Stop Worrying About Being Too Big

For athletes, big muscles are never the problem. Excess body fat is.

Fat Is Slow

An exercise physiology professor of mine once conducted a study on the sports teams of the school.

He did several tests on hockey and track & field athletes, both anthropometric - limb length, height, body weight, body mass index, body fat percentage - and physical performance tests such as vertical jump, 40 yard sprint, wingate, Max VO2, etc.

He then conducted an analysis to find which anthropometric variables had the strongest correlation with performance and which tests correlated together.

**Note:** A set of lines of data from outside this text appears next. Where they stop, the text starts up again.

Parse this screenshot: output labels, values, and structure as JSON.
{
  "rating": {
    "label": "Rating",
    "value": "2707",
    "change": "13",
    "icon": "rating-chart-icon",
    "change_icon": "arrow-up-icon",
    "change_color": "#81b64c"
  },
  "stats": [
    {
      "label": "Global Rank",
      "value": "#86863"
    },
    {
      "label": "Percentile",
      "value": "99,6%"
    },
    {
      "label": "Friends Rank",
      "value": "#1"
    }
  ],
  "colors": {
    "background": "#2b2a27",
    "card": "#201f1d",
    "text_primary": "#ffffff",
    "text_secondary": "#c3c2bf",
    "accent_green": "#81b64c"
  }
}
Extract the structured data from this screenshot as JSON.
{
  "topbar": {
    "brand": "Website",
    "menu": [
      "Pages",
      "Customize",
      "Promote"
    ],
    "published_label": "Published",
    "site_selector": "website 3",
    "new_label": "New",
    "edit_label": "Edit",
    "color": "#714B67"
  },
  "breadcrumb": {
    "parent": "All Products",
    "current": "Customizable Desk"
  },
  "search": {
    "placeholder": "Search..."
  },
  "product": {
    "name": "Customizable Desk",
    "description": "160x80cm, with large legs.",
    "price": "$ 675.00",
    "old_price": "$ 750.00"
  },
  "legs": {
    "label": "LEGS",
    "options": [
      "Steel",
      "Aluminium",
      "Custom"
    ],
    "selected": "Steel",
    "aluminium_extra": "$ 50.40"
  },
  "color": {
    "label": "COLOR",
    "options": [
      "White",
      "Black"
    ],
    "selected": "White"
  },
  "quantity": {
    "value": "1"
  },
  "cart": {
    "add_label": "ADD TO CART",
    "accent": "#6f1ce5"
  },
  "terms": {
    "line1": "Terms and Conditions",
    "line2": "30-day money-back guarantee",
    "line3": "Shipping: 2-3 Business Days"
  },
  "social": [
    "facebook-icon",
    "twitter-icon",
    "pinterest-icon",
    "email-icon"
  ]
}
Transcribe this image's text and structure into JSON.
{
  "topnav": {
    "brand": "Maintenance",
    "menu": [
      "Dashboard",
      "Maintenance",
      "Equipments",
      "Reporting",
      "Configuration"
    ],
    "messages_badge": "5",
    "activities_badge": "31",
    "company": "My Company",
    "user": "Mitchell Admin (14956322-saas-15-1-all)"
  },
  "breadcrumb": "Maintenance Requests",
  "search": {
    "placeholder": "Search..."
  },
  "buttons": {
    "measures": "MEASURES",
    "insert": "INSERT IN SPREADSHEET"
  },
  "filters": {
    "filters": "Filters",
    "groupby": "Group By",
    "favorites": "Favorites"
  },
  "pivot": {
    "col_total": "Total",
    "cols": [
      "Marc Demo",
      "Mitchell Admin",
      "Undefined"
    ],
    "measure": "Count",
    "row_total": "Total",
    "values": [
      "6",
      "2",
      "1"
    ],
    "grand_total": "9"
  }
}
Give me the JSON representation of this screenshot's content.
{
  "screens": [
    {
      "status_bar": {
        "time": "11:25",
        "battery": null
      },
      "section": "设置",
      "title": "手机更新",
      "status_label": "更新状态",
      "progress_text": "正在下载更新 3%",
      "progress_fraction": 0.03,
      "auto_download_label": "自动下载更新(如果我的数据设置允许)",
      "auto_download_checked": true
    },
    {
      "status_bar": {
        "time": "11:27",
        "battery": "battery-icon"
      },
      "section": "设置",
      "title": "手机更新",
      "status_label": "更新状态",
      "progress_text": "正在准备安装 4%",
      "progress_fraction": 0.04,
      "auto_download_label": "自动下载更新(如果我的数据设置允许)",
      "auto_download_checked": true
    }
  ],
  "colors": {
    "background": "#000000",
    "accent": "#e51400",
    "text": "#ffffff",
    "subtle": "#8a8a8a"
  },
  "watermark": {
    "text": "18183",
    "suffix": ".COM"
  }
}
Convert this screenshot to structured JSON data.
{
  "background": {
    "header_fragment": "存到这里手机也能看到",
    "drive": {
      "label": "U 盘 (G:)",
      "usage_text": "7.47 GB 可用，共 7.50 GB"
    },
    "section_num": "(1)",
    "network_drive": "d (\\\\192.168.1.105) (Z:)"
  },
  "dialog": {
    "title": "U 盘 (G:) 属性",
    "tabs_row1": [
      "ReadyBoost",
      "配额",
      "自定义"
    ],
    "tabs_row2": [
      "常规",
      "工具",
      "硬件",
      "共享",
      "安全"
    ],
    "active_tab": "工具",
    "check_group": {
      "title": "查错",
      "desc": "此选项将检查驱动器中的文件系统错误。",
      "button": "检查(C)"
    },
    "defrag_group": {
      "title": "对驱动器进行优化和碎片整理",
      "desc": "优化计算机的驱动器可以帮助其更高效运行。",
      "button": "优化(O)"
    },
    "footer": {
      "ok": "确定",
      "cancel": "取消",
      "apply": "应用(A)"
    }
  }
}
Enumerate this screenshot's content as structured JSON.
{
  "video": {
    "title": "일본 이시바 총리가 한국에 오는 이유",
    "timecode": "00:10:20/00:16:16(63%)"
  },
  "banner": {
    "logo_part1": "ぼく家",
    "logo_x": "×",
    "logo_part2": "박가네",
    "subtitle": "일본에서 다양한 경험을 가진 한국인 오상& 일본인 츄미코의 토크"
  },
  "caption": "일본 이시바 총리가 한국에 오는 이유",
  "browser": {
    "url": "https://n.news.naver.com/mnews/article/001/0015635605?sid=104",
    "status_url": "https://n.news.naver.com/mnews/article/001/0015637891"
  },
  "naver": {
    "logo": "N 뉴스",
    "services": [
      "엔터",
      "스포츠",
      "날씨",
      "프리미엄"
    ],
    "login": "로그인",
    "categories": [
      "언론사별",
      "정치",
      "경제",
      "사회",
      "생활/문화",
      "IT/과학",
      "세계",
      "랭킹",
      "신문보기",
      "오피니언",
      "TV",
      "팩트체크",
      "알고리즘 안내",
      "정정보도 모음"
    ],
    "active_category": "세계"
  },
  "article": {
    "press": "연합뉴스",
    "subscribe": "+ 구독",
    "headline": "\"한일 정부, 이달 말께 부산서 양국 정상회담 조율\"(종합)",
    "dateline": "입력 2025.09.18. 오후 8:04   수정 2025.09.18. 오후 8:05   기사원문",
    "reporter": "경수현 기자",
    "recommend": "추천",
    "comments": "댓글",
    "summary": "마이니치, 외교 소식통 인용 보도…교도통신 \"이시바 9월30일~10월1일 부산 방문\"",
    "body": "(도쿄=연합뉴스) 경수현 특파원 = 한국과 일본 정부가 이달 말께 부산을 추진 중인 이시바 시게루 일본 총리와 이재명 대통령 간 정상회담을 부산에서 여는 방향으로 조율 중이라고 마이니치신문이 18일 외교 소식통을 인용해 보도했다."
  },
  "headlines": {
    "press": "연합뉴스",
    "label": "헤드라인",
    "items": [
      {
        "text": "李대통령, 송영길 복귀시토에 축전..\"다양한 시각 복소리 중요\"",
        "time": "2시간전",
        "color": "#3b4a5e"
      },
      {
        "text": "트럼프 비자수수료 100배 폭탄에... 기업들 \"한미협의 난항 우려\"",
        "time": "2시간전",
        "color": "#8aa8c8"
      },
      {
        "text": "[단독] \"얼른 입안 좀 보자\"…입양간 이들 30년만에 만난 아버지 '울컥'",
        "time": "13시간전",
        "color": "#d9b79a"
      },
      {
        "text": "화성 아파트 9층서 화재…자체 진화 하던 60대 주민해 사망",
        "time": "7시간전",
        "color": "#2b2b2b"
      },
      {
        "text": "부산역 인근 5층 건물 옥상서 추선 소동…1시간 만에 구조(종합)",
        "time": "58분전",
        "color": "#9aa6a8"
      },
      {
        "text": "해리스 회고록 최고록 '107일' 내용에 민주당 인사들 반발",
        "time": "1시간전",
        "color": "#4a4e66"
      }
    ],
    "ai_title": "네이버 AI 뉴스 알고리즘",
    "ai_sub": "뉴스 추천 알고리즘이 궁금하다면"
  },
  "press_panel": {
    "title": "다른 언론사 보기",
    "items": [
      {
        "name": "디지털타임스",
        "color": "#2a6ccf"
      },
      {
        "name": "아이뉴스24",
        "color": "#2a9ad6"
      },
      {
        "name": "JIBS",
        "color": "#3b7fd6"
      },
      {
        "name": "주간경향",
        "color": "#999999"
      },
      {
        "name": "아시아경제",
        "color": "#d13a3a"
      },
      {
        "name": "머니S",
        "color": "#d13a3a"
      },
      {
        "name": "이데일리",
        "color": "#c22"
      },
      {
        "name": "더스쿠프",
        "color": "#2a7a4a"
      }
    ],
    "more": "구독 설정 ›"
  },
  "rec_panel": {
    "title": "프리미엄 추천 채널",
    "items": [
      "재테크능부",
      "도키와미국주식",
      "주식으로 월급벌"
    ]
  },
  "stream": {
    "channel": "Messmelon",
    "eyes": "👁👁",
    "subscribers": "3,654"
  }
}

The result that stuck in my mind was the lack of correlation (positive or negative) between body weight and speed and power. And the strongest correlations with sprinting speed? Body fat percentage and lean body mass. In fact, body fat had a correlation to speed just as strong as the vertical jump.

What does that mean?

It means that if you’re an athlete, you should stop worrying about becoming slow because of building “too much” muscle. You’ll only become slower if you get fatter.

As Big As Possible, As Lean Possible

As an athlete, you should shoot for being as muscular and lean as possible, within the realm of safety and health of course.

Athletes who talk about becoming slower when they gain mass are those who add too much fat in the process. Fat makes you slow; muscle makes you more powerful and, ultimately, faster.

The thing is, people underestimate how much fat they gain when they decide to bulk up. You know my view on the topic: I do not think it’s acceptable to gain fat just to build muscle, especially not if you’re an athlete needing speed.

Sure, you might gain a few pounds in the process, but when that happens you should take a few weeks to get rid of the fat prior to your season/competition period.

Fat is just dead weight you have to carry around. Wear a vest as light as 10 pounds and you’ll see a significant difference in your 40 yard sprint time. If you gain 10 pounds of fat it will have a similar effect.

Fat also increases intramuscular friction - when you gain fat, you also add fat inside the muscle - which makes for a slower speed of contraction.

The Crossfit Conundrum

In more traditional sports, athletes are less and less afraid of losing speed by adding muscle. But I still see that fear among CrossFitters.

Competitive CrossFit athletes are afraid of adding muscle. They worry that their body weight skills will be affected. Yet the same people marvel at the muscle mass of guys like Jason Khalipa and Neil Maddox.

Understand one thing: muscle moves weight. Yes, technique is important. Neural efficiency too. But ultimately it’s the muscle you have that moves the weight. And there’s only so much strength you can gain while staying at the same level of muscle mass.

With the ever-increasing emphasis on strength in CrossFit competitions and the bigger bars being hoisted by competitors (300 pound snatches, 400 pound cleans, 600 pound deadlifts, 315 pound push presses, etc.) athletes will need to increase their muscle mass.

The good thing is that it doesn’t take that much added muscle to make a huge difference.

Adding 10 pounds of muscle to an already solid body will increase performance significantly without affecting body weight skills too much. And if adding 10-15 pounds of muscle comes with a 5-7 pound decrease in fat, body weight skills are likely to improve too, despite a higher body weight.

Remember, muscle moves weight, and during body weight skills your body is the weight.

The Moral of the Story

All athletes requiring strength and speed should do the right things to add more muscle and get leaner or stay lean.

No need to drop down to 5% body fat; that’s actually counterproductive. But a serious competitive athlete has no reason to be above 8-10% body fat. Period.